We can travel these roads, but we should tread lightly. In the privacy game, let Zcash and Monero run out ahead. After seeing what false steps they make (and I’m confident there will be at least one), we will then be able to step much more artfully in those pro-privacy directions.
However, my advice is not to frame Ethereum as “privacy technology”, but as “transparency technology”. And then only afterwards start nudging toward privacy technology.
I don’t think we should lose focus on privacy. At least go for the low hanging fruit as @vbuterin said. Has anyone considered building a separate WASM with cryptographic technologies from the ground up? These could be delegated special nodes forming a layer 2 MPC style protocol. Thoughts?
Actually I think there’s more aspects that are very important to privacy than the on-chain considerations. One additional area that I find interesting and we’re working on with HOPR is network-level metadata privacy. A specific example is that you’re in my co-working space and connected to my wifi. Now you make an on-chain txs with mixers, change of address separate account for each dapp and everything that has been discussed in the thread above.
There are now at least two angles from which I can identify you:
As your wifi operator, I know that you are using Ethereum, I know that you just connected to some node (like Metamask / Infura) or that you’re using some wallet (like MyCrypto). With minimal additional meta data info (e.g. I know you’re into crypto kitties from your Twitter profile or I have some additional timing information or I know what gas price you commonly use) I should be able to guess fairly reliably which txs has been broadcasted by you.
Even without making you connect through my wifi, a global passive adversary (someone who smartly connects to Ethereum nodes in order to get a global overview of the topology) could probably find out which tx is known to which node at what time. That should allow for a triangulation of where the tx originated (which node knew it first) and from there it should be possible to identify or attack the sender (get their IP address etc).
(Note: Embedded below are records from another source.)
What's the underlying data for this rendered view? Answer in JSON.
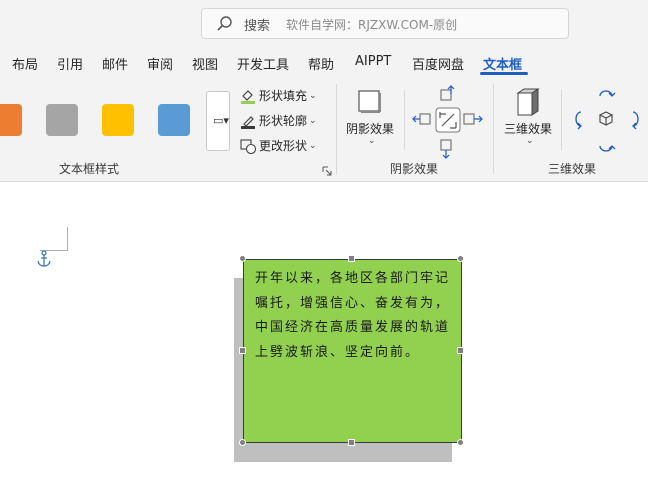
{
  "search": {
    "label": "搜索",
    "hint": "软件自学网：RJZXW.COM-原创"
  },
  "tabs": [
    {
      "label": "布局"
    },
    {
      "label": "引用"
    },
    {
      "label": "邮件"
    },
    {
      "label": "审阅"
    },
    {
      "label": "视图"
    },
    {
      "label": "开发工具"
    },
    {
      "label": "帮助"
    },
    {
      "label": "AIPPT"
    },
    {
      "label": "百度网盘"
    },
    {
      "label": "文本框"
    }
  ],
  "ribbon": {
    "swatches": [
      {
        "name": "orange",
        "color": "#ed7d31"
      },
      {
        "name": "gray",
        "color": "#a5a5a5"
      },
      {
        "name": "gold",
        "color": "#ffc000"
      },
      {
        "name": "blue",
        "color": "#5b9bd5"
      }
    ],
    "shape_fill": "形状填充",
    "shape_outline": "形状轮廓",
    "change_shape": "更改形状",
    "textbox_styles_label": "文本框样式",
    "shadow_effects_button": "阴影效果",
    "shadow_effects_label": "阴影效果",
    "three_d_button": "三维效果",
    "three_d_label": "三维效果"
  },
  "document": {
    "textbox_text": "开年以来，各地区各部门牢记嘱托，增强信心、奋发有为，中国经济在高质量发展的轨道上劈波斩浪、坚定向前。",
    "textbox_fill": "#92d050",
    "shadow_color": "#bfbfbf"
  },
  "colors": {
    "accent": "#1f5fbf"
  }
}
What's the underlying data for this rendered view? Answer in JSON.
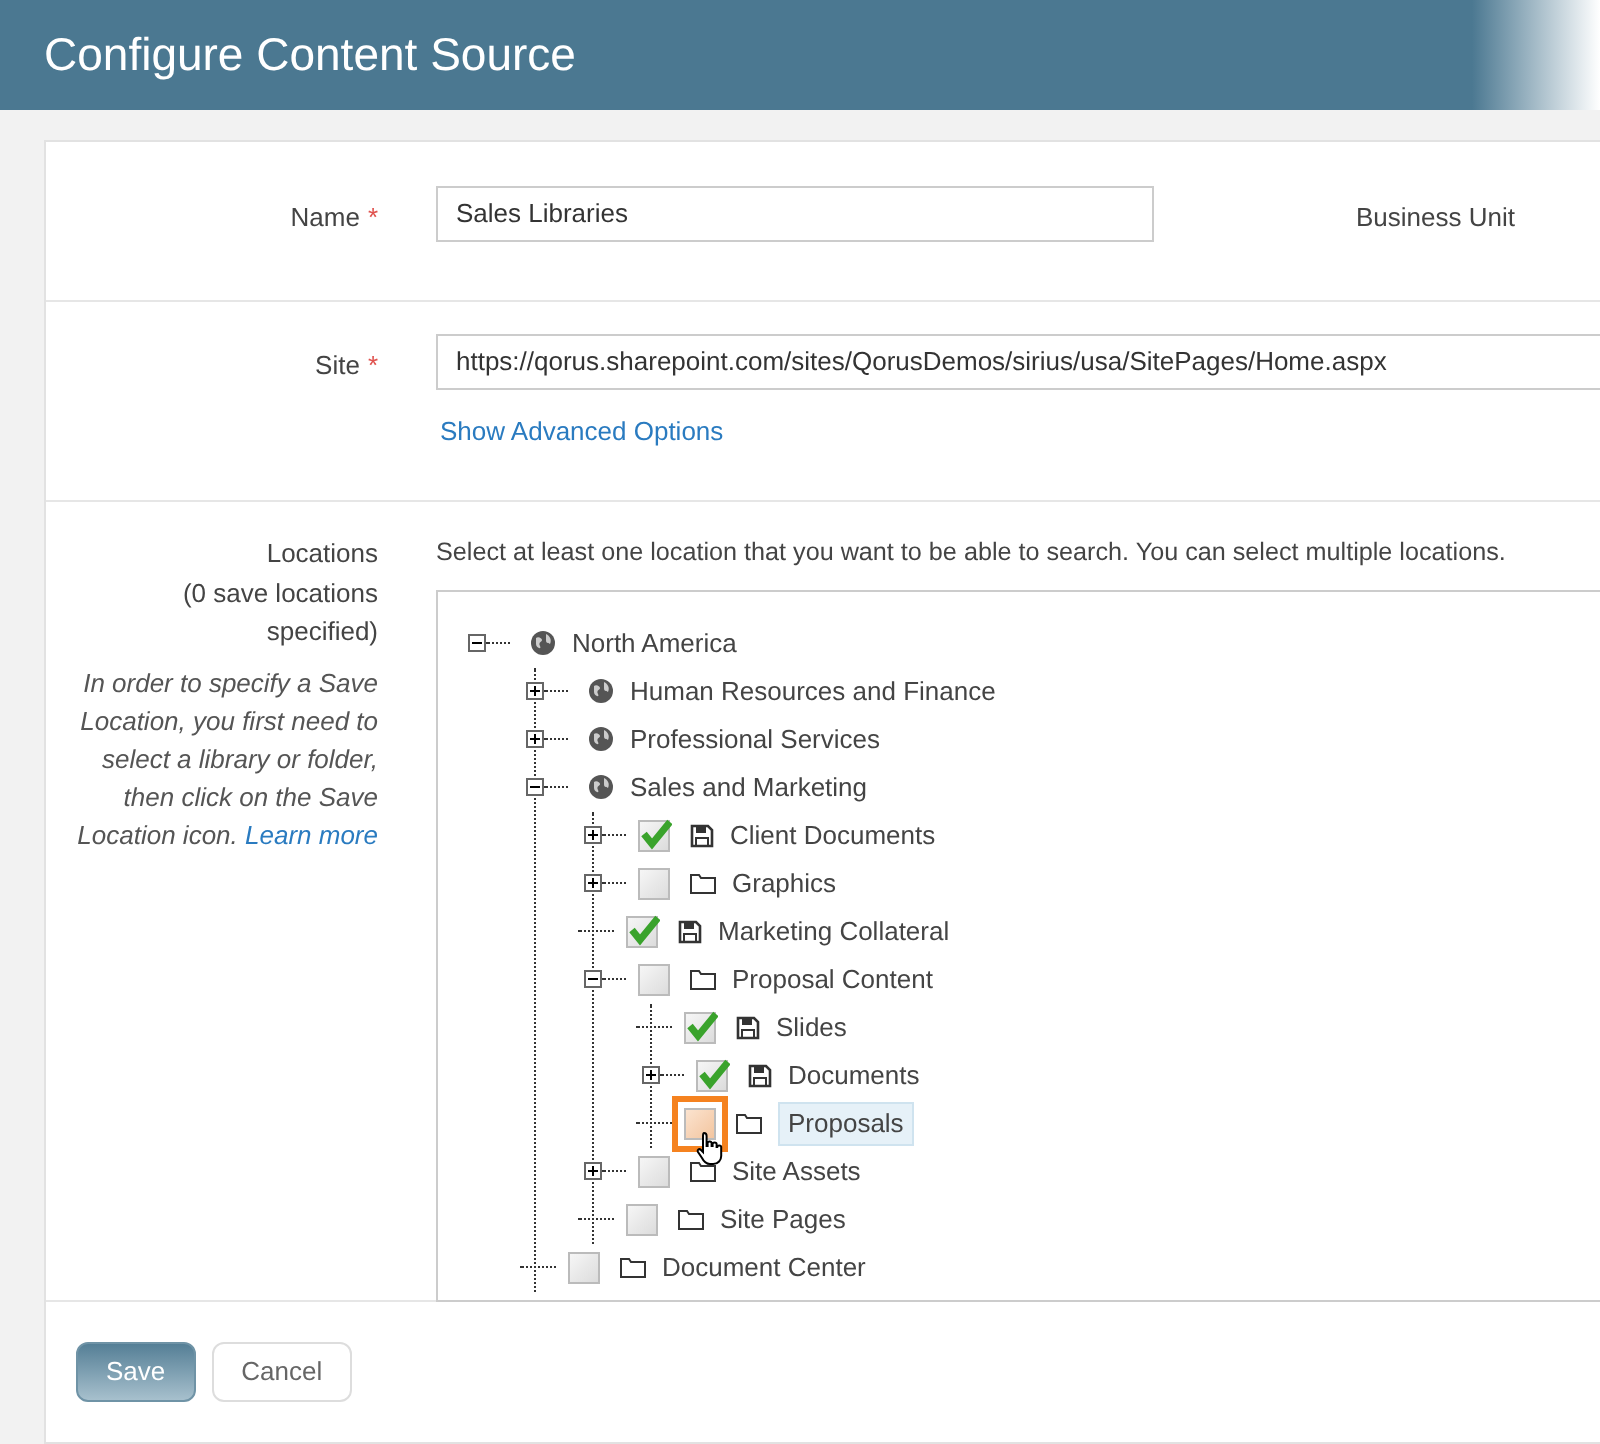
{
  "header": {
    "title": "Configure Content Source"
  },
  "name_field": {
    "label": "Name",
    "required_mark": "*",
    "value": "Sales Libraries"
  },
  "business_unit": {
    "label": "Business Unit"
  },
  "site_field": {
    "label": "Site",
    "required_mark": "*",
    "value": "https://qorus.sharepoint.com/sites/QorusDemos/sirius/usa/SitePages/Home.aspx",
    "advanced_link": "Show Advanced Options"
  },
  "locations": {
    "label": "Locations",
    "count": "(0 save locations specified)",
    "help": "In order to specify a Save Location, you first need to select a library or folder, then click on the Save Location icon.",
    "help_link": "Learn more",
    "instructions": "Select at least one location that you want to be able to search. You can select multiple locations.",
    "tree": [
      {
        "label": "North America",
        "kind": "globe",
        "expanded": true,
        "children": [
          {
            "label": "Human Resources and Finance",
            "kind": "globe",
            "expanded": false
          },
          {
            "label": "Professional Services",
            "kind": "globe",
            "expanded": false
          },
          {
            "label": "Sales and Marketing",
            "kind": "globe",
            "expanded": true,
            "children": [
              {
                "label": "Client Documents",
                "kind": "library",
                "checked": true,
                "selected": false,
                "expanded": false
              },
              {
                "label": "Graphics",
                "kind": "folder",
                "checked": false,
                "selected": false,
                "expanded": false
              },
              {
                "label": "Marketing Collateral",
                "kind": "library",
                "checked": true,
                "selected": false
              },
              {
                "label": "Proposal Content",
                "kind": "folder",
                "checked": false,
                "selected": false,
                "expanded": true,
                "children": [
                  {
                    "label": "Slides",
                    "kind": "library",
                    "checked": true,
                    "selected": false
                  },
                  {
                    "label": "Documents",
                    "kind": "library",
                    "checked": true,
                    "selected": false,
                    "expanded": false
                  },
                  {
                    "label": "Proposals",
                    "kind": "folder",
                    "checked": false,
                    "selected": true,
                    "highlighted": true
                  }
                ]
              },
              {
                "label": "Site Assets",
                "kind": "folder",
                "checked": false,
                "selected": false,
                "expanded": false
              },
              {
                "label": "Site Pages",
                "kind": "folder",
                "checked": false,
                "selected": false
              }
            ]
          },
          {
            "label": "Document Center",
            "kind": "folder",
            "checked": false,
            "selected": false
          }
        ]
      }
    ]
  },
  "buttons": [
    {
      "label": "Save",
      "kind": "primary"
    },
    {
      "label": "Cancel",
      "kind": "secondary"
    }
  ]
}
Bottom line: Ethereum relies on broadcasting which (in contrast to mix nets) is not designed to be privacy-preserving and does not have as strong privacy guarantees. We need some bottom-layer privacy-preserving networking and that’s what we’re working on. Ideally to be implemented as a libp2p transport module at some point to reduce switching costs.
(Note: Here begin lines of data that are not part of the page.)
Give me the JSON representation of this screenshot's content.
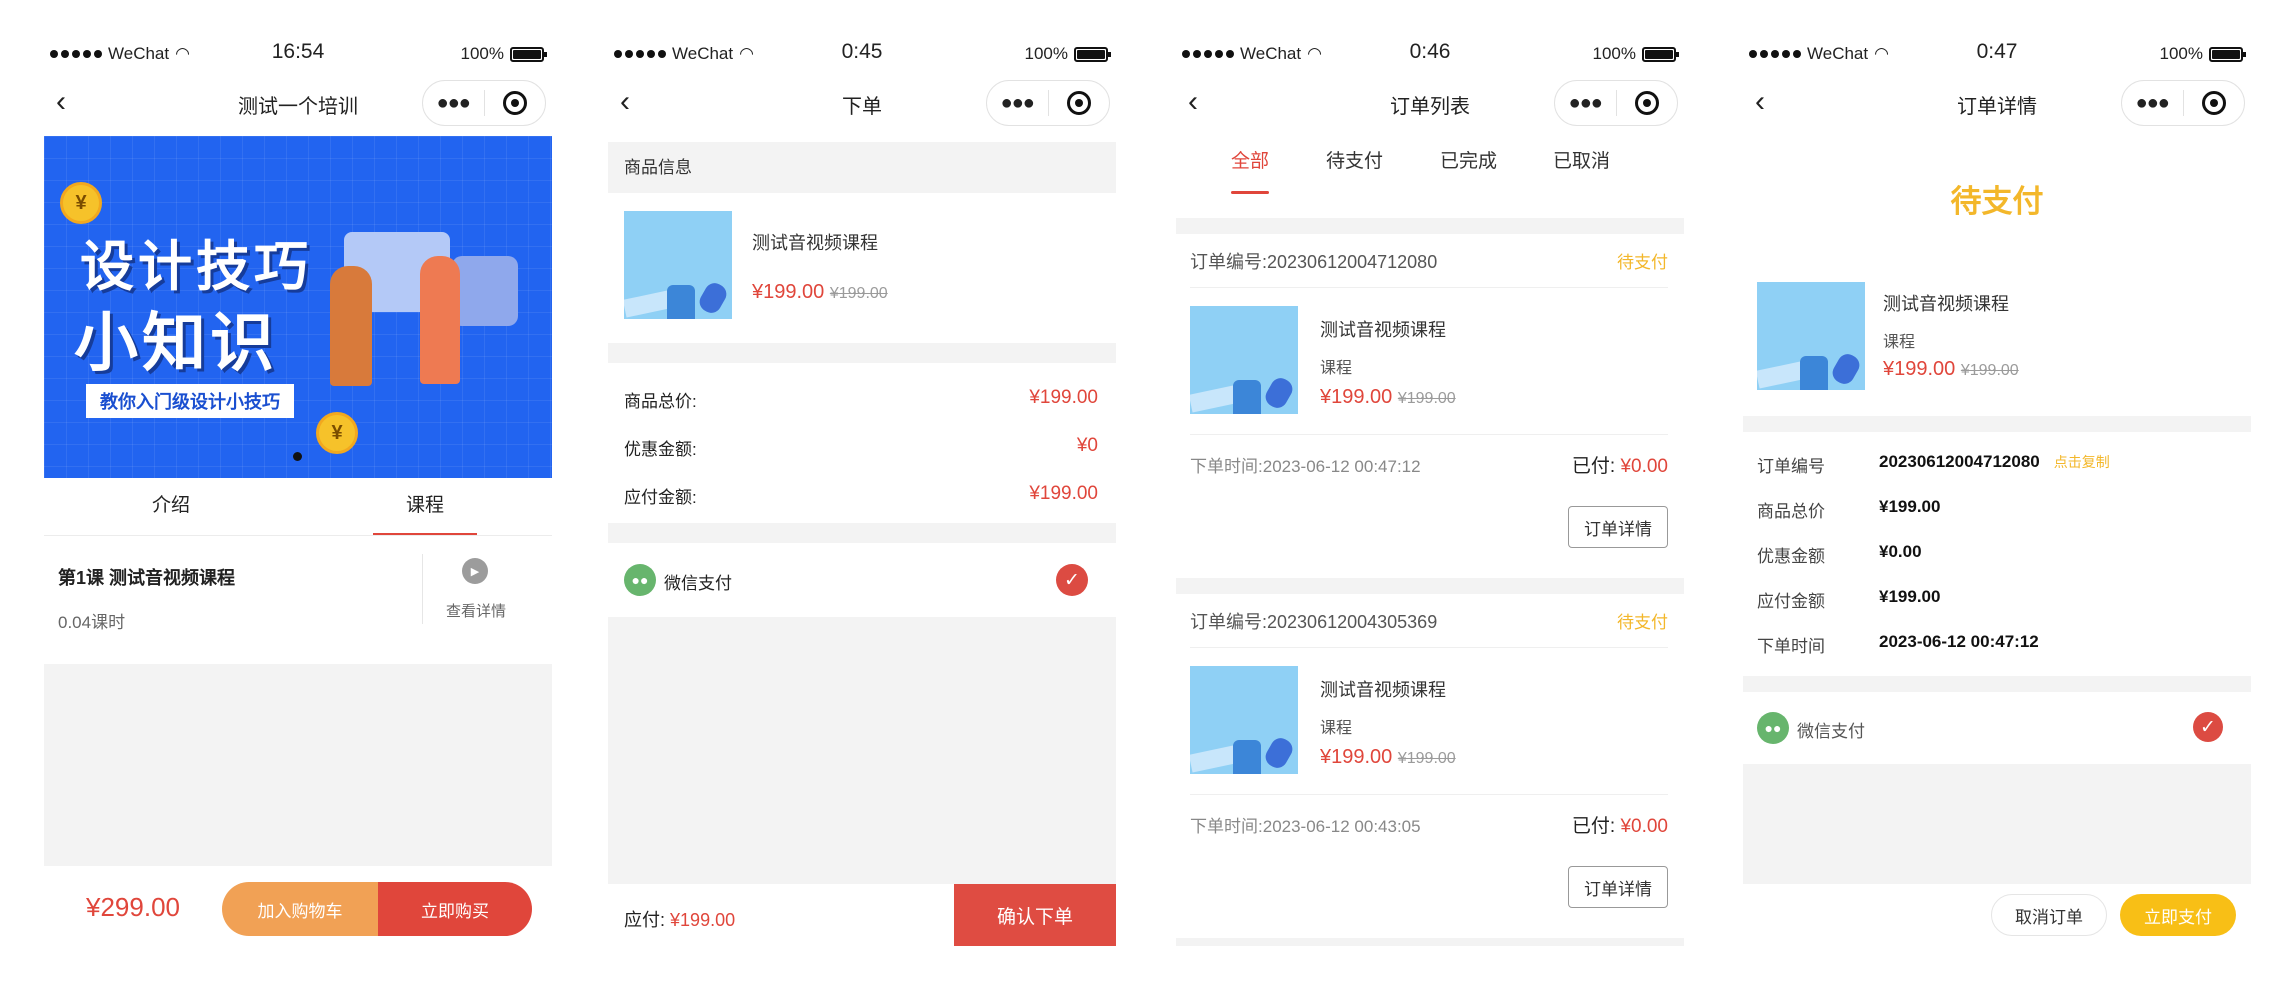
{
  "status_bar": {
    "carrier": "WeChat",
    "battery": "100%",
    "times": [
      "16:54",
      "0:45",
      "0:46",
      "0:47"
    ]
  },
  "icons": {
    "back": "chevron-left-icon",
    "more": "more-dots-icon",
    "record": "target-circle-icon",
    "wifi": "wifi-icon",
    "battery": "battery-icon",
    "play": "play-icon",
    "check": "check-circle-icon",
    "wechat_pay": "wechat-icon"
  },
  "colors": {
    "primary_red": "#e0463b",
    "pending_yellow": "#f3b72a",
    "cart_orange": "#f1a155",
    "banner_blue": "#2264f0",
    "wechat_green": "#67b56d"
  },
  "detail_page": {
    "title": "测试一个培训",
    "banner": {
      "line1": "设计技巧",
      "line2": "小知识",
      "tagline": "教你入门级设计小技巧",
      "coin": "¥"
    },
    "tabs": [
      "介绍",
      "课程"
    ],
    "lesson": {
      "title": "第1课 测试音视频课程",
      "hours": "0.04课时",
      "view": "查看详情"
    },
    "price": "¥299.00",
    "add_cart": "加入购物车",
    "buy_now": "立即购买"
  },
  "checkout_page": {
    "title": "下单",
    "section_goods": "商品信息",
    "item": {
      "name": "测试音视频课程",
      "price": "¥199.00",
      "original": "¥199.00"
    },
    "summary": [
      {
        "label": "商品总价:",
        "value": "¥199.00"
      },
      {
        "label": "优惠金额:",
        "value": "¥0"
      },
      {
        "label": "应付金额:",
        "value": "¥199.00"
      }
    ],
    "payment": "微信支付",
    "footer_label": "应付:",
    "footer_amount": "¥199.00",
    "confirm": "确认下单"
  },
  "order_list_page": {
    "title": "订单列表",
    "tabs": [
      "全部",
      "待支付",
      "已完成",
      "已取消"
    ],
    "orders": [
      {
        "number_label": "订单编号:",
        "number": "20230612004712080",
        "status": "待支付",
        "name": "测试音视频课程",
        "type": "课程",
        "price": "¥199.00",
        "original": "¥199.00",
        "time_label": "下单时间:",
        "time": "2023-06-12 00:47:12",
        "paid_label": "已付:",
        "paid": "¥0.00",
        "detail_btn": "订单详情"
      },
      {
        "number_label": "订单编号:",
        "number": "20230612004305369",
        "status": "待支付",
        "name": "测试音视频课程",
        "type": "课程",
        "price": "¥199.00",
        "original": "¥199.00",
        "time_label": "下单时间:",
        "time": "2023-06-12 00:43:05",
        "paid_label": "已付:",
        "paid": "¥0.00",
        "detail_btn": "订单详情"
      }
    ]
  },
  "order_detail_page": {
    "title": "订单详情",
    "status": "待支付",
    "item": {
      "name": "测试音视频课程",
      "type": "课程",
      "price": "¥199.00",
      "original": "¥199.00"
    },
    "info": [
      {
        "label": "订单编号",
        "value": "20230612004712080"
      },
      {
        "label": "商品总价",
        "value": "¥199.00"
      },
      {
        "label": "优惠金额",
        "value": "¥0.00"
      },
      {
        "label": "应付金额",
        "value": "¥199.00"
      },
      {
        "label": "下单时间",
        "value": "2023-06-12 00:47:12"
      }
    ],
    "copy": "点击复制",
    "payment": "微信支付",
    "cancel": "取消订单",
    "pay_now": "立即支付"
  }
}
Yep! Those are definitely the two parts I am advocating. Though for the privacy reasons mentioned above you probably want to build a relayer market that could then work for all mixer designs.
One third part that seems really valuable is some standardized anon network over which to send transactions. This could be Tor, some kind of customized onion-routing network, or something else.
I’m working on a web browser which solve transport issue. Currently I’ve finished enhancing the SSL to use Ethereum blockchain as a Certificate Authority and ENS as primary DNS.
It allows to connect to nodes and even classic sites to work with it. It’s required to start decent transformation and make it seamless for users and business.
Browser has pluggable structure for network interfaces so it could be upgraded to use some onion-like solution. But I haven’t worked with onion yet. And it would be nice to hear what is the best implementation to educate on. And to decide is it reasonable to create own implementation.
The question I have now:
What encryption has it use?
How encryption keys are distributing over network?
Would it work with HTTP/3?
Another group of questions is a transport layer security protocol working over the onion. It could be SSL or Noise. Also I have an idea on timing alignment to reduce traffic analysis: different software generates different packets pattern and it could be traced as well. For example messengers generate a bunch of tiny packets with high but irregular frequency, while video streaming creates more solid pattern. It could be used to understand kind of victim activity.
Browser is required to cover all users’ needs in daily task. Users should have a tool to discover the decentralized web without creating unwanted artifacts in centralized.